According to Mo’Nique, she then asked Winfrey why she had invited Mo’Nique’s parents on her show after she had specifically told her she was estranged from them. She says Winfrey responded that she had only invited her abuser on the show, but that on the day of the taping he showed up with the other family members in tow — which Mo’Nique suspects was a lie. Mo’Nique says Winfrey told her, “I’m going to look into your mother and father being on the show, because I didn’t know anything about that,” and says she added “something like, ‘If I’ve done anything to offend you, I apologize.'”

***

Through the lean times, Mo’Nique relied on stand-up for income. “I could always pick up a microphone and use my gift,” she says. In 2019, at one of her lowest moments — “deep in the whole blackball situation, when nobody was calling or returning calls” — Mo’Nique was stunned to hear from Donald Glover, the creator and star of FX’s acclaimed Atlanta.

Glover had designed shoes for Adidas and wanted to make a series of short films to promote them. He gathered his core creative team — dubbed Royalty, it includes his brother Stephen Glover, director Ibra Ake, music supervisor Fam Udeorji and fashion guru Swank — to brainstorm ideas.

“We were talking about underutilized performers,” Glover says. “Just people like Katt Williams and stuff, where they’re not being used as much as they should be or in the way they’re the most powerful. I was thinking how I would really love somebody to roast me. And we were like, ‘You know — Mo’Nique would be good at that!'”

The resulting spots — in which Mo’Nique casually pokes Glover about his “loaf of bread” tummy as he chops firewood shirtless — showcased her impeccable comic timing.

Mo’Nique onstage at the 2003 Kings & Queens of Comedy Search.
Mo’Nique onstage at the 2003 Kings & Queens of Comedy Search.

“Anytime somebody’s been like, ‘Stay away from this person’ or ‘This person might not be easy to work with,’ I tend to be like, ‘Well, let me meet them and talk to them,'” Glover explains. “But she was like the easiest person to work with. I don’t try and make it racial, but I feel like most of the time, it’s like, ‘Well, if I don’t use them, where are they going to go?’ Like, ‘Where are you going to put Mo’Nique?’ I felt it was worth a shot.”

Adds Glover, “I definitely want to work with her again. I mean, she’s a joy to work with, you know? You don’t find a lot of people who have the chops for improv the way she does.”

Says Mo’Nique: “It felt really good to see this beautiful young Black man surrounded by other beautiful young Black men on his team.
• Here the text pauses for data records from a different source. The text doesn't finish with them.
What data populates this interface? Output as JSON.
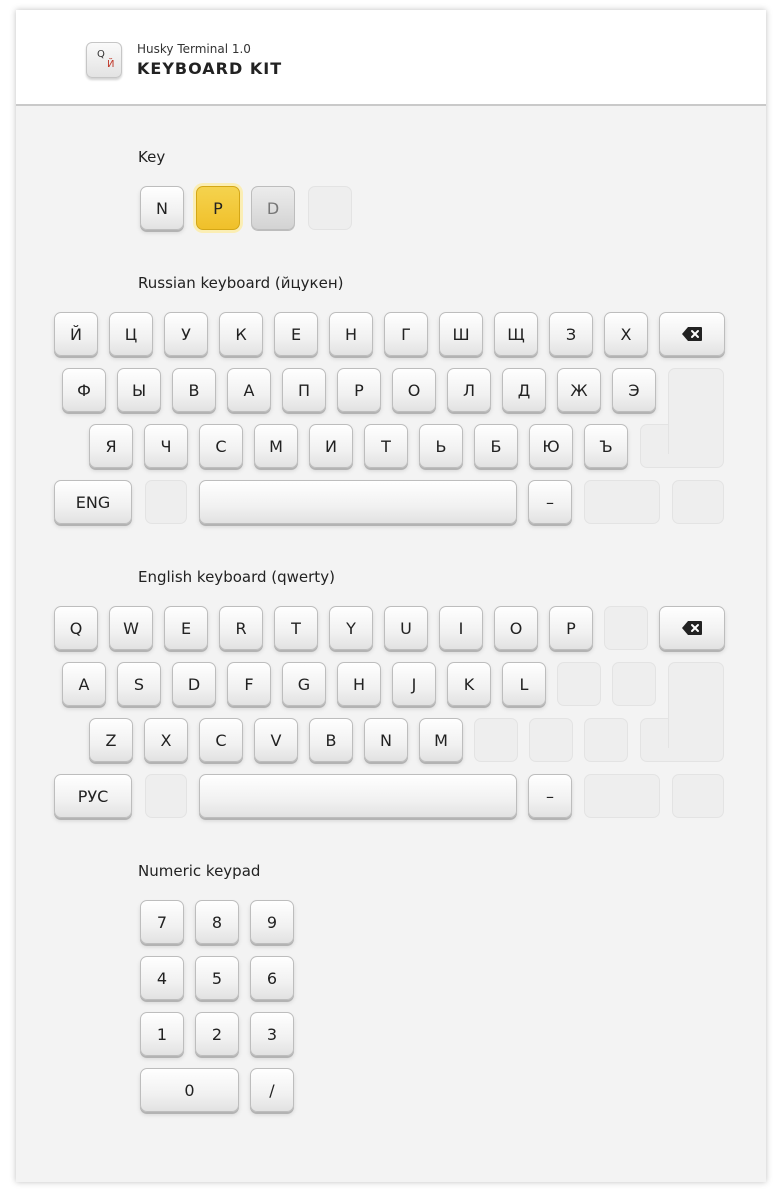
{
  "header": {
    "app_subtitle": "Husky Terminal 1.0",
    "app_title": "KEYBOARD KIT",
    "logo_top_glyph": "Q",
    "logo_bottom_glyph": "Й"
  },
  "sections": {
    "key_states": "Key",
    "russian": "Russian keyboard (йцукен)",
    "english": "English keyboard (qwerty)",
    "numeric": "Numeric keypad"
  },
  "key_states": {
    "normal": "N",
    "pressed": "P",
    "disabled": "D"
  },
  "russian": {
    "row1": [
      "Й",
      "Ц",
      "У",
      "К",
      "Е",
      "Н",
      "Г",
      "Ш",
      "Щ",
      "З",
      "Х"
    ],
    "row2": [
      "Ф",
      "Ы",
      "В",
      "А",
      "П",
      "Р",
      "О",
      "Л",
      "Д",
      "Ж",
      "Э"
    ],
    "row3": [
      "Я",
      "Ч",
      "С",
      "М",
      "И",
      "Т",
      "Ь",
      "Б",
      "Ю",
      "Ъ"
    ],
    "lang_switch": "ENG",
    "dash": "–"
  },
  "english": {
    "row1": [
      "Q",
      "W",
      "E",
      "R",
      "T",
      "Y",
      "U",
      "I",
      "O",
      "P"
    ],
    "row2": [
      "A",
      "S",
      "D",
      "F",
      "G",
      "H",
      "J",
      "K",
      "L"
    ],
    "row3": [
      "Z",
      "X",
      "C",
      "V",
      "B",
      "N",
      "M"
    ],
    "lang_switch": "РУС",
    "dash": "–"
  },
  "numeric": {
    "row1": [
      "7",
      "8",
      "9"
    ],
    "row2": [
      "4",
      "5",
      "6"
    ],
    "row3": [
      "1",
      "2",
      "3"
    ],
    "zero": "0",
    "slash": "/"
  },
  "colors": {
    "accent_pressed": "#f0c02a",
    "background": "#f3f3f3"
  },
  "icons": {
    "backspace": "backspace-icon"
  }
}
It was a breath of fresh air to be on a production where everybody was just pulling for everybody.”

Glover wasn’t the only port in the storm. Mo’Nique credits another female comic — Roseanne Barr — for her loyalty. “Through the years, that woman has been right there,” she says of Barr, whom she met in 2009 when Barr was a guest on The Mo’Nique Show. “Never flinching, never wavering. We didn’t get caught up in what anybody else thought or anybody else said. I’m grateful for our friendship.”

During Barr’s racial firestorm, after she tweeted a comparison of former Barack Obama senior adviser Valerie Jarrett to a character from Planet of the Apes, resulting in her firing from Roseanne by ABC, Barr urged Mo’Nique not to get involved.

“She didn’t want me to get hurt defending her,” Mo’Nique explains. “I said, ‘I will stand for right, all day long. Whatever happens with us standing with my sister named Roseanne Barr, let the chips fall where they may. But what I will not do is turn my back on somebody that I know is not a racist.”

Recalls Barr, “She has the most soothing presence and voice and she just really comforted me with understanding. And I needed it, too. She heard me. And she knew me. It was a real scary time. And she came out for me like nobody has. I see her attacked all the time. It just makes me so damn mad,” Barr says. “When I feel something’s not right, I’m going to say it, and I do. And sometimes that’s not an appreciated thing from a woman who’s not in lockstep with power. Mo’Nique’s that way, too.”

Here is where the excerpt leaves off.